O Ministério Público de Sergipe (MPSE) realizou uma audiência para tratar das irregularidades no funcionamento da Unidade de Atendimento Psiquiátrico do Hospital São José, após relatórios indicarem que a unidade estava operando sem Alvará Sanitário, com problemas estruturais e déficit de leitos. A informação foi divulgada nesta segunda-feira, 24.
Segundo o MPSE, o procedimento preparatório foi motivado por relatórios técnicos do Conselho Regional de Medicina (Cremese), da Vigilância Sanitária de Aracaju e do Conselho Regional de Enfermagem (Coren/SE), que apontaram problemas estruturais, administrativos e de segurança que comprometem o atendimento aos usuários e o trabalho dos profissionais.
Durante a audiência, a Vigilância Sanitária municipal informou que o hospital está funcionando há cerca de 16 meses sem o Alvará Sanitário e que a emissão da declaração provisória estava suspensa devido à falta de correção das falhas notificadas. Entre os problemas apontados estão infiltrações, umidade excessiva e a ausência de um sistema de monitoramento contínuo dos pacientes.

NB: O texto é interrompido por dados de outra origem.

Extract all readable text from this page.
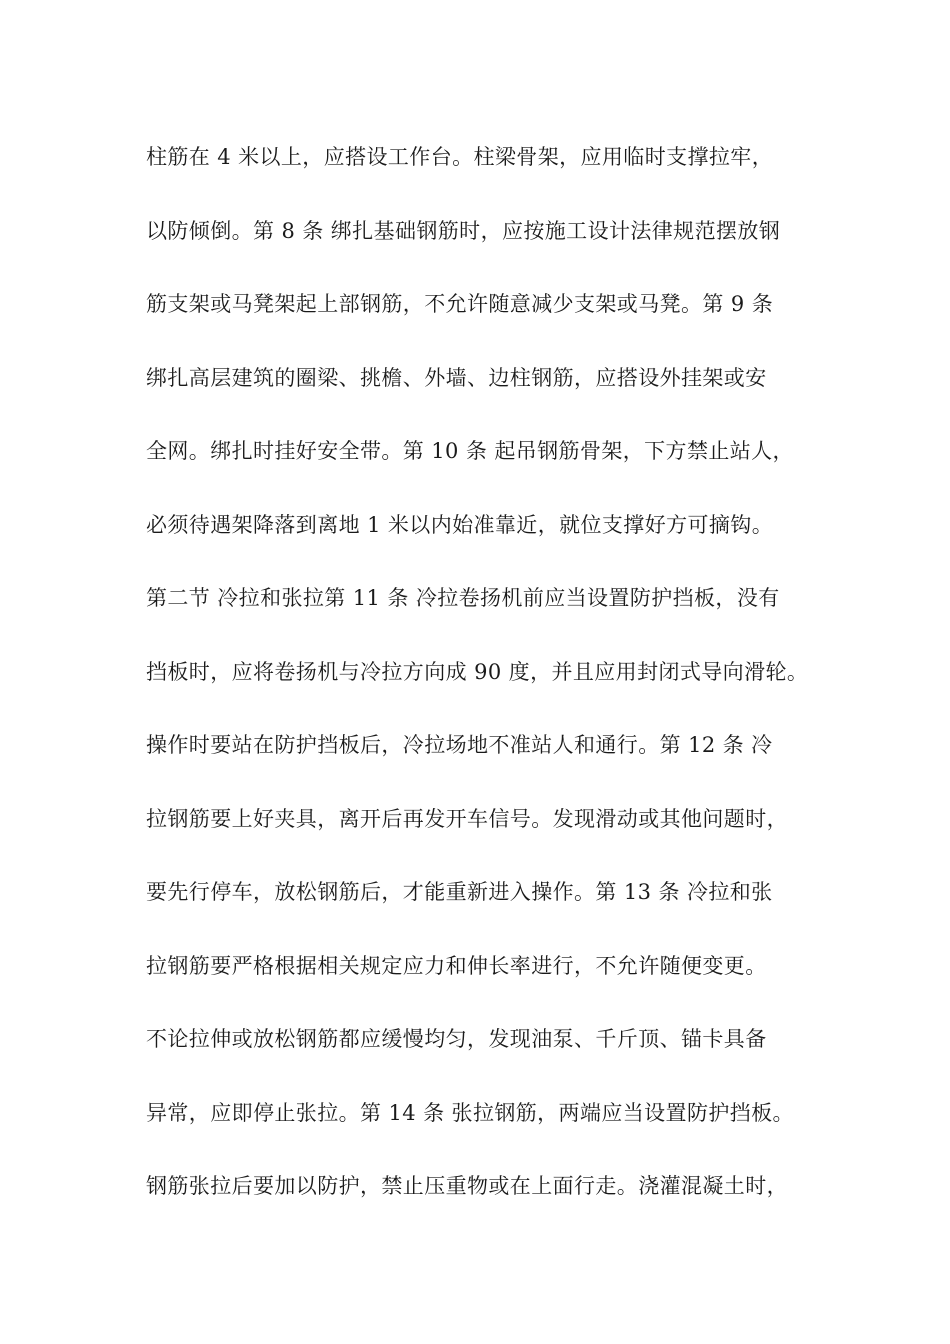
柱筋在 4 米以上，应搭设工作台。柱梁骨架，应用临时支撑拉牢，
以防倾倒。第 8 条 绑扎基础钢筋时，应按施工设计法律规范摆放钢
筋支架或马凳架起上部钢筋，不允许随意减少支架或马凳。第 9 条
绑扎高层建筑的圈梁、挑檐、外墙、边柱钢筋，应搭设外挂架或安
全网。绑扎时挂好安全带。第 10 条 起吊钢筋骨架，下方禁止站人，
必须待遇架降落到离地 1 米以内始准靠近，就位支撑好方可摘钩。
第二节 冷拉和张拉第 11 条 冷拉卷扬机前应当设置防护挡板，没有
挡板时，应将卷扬机与冷拉方向成 90 度，并且应用封闭式导向滑轮。
操作时要站在防护挡板后，冷拉场地不准站人和通行。第 12 条 冷
拉钢筋要上好夹具，离开后再发开车信号。发现滑动或其他问题时，
要先行停车，放松钢筋后，才能重新进入操作。第 13 条 冷拉和张
拉钢筋要严格根据相关规定应力和伸长率进行，不允许随便变更。
不论拉伸或放松钢筋都应缓慢均匀，发现油泵、千斤顶、锚卡具备
异常，应即停止张拉。第 14 条 张拉钢筋，两端应当设置防护挡板。
钢筋张拉后要加以防护，禁止压重物或在上面行走。浇灌混凝土时，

Além disso, os conselhos de classe detalharam o déficit de leitos diante da demanda crescente e a necessidade de redimensionamento das equipes de assistência.
O que diz o hospital?
De acordo com o MPSE, os representantes do Hospital São José informaram que as demandas administrativas já foram solucionadas e que as correções emergenciais na infraestrutura foram iniciadas no dia 3 de agosto.
A instituição filantrópica também destacou que a substituição do arco cirúrgico foi efetuada e que o centro cirúrgico passa por uma ampla reforma, com previsão de conclusão para outubro. Sobre a segurança interna, o município de Aracaju sugeriu a instalação de um “botão do pânico” na unidade.
Próximos passos
Diante do cenário, o Hospital São José deverá apresentar um Plano de Ação detalhado com cronograma para sanar todas as irregularidades apontadas pelos órgãos de fiscalização. Já a Vigilância Sanitária, se comprometeu a analisar imediatamente o projeto de reforma estrutural enviado pela unidade e a emitir uma declaração sanitária com validade de 30 dias, permitindo a regularização da compra de insumos e medicamentos essenciais, mantendo o monitoramento constante.
Ainda conforme o MPSE, para acompanhar a evolução das obrigações pactuadas, o órgão agendou uma inspeção conjunta na unidade para o dia 14 de outubro. A vistoria contará com a participação da Vigilância Sanitária, Cremese e Coren-SE, além do suporte técnico do Núcleo de Apoio Técnico em Saúde (NATS) do próprio MPSE, que auxiliará na avaliação das adequações implementadas pelo hospital.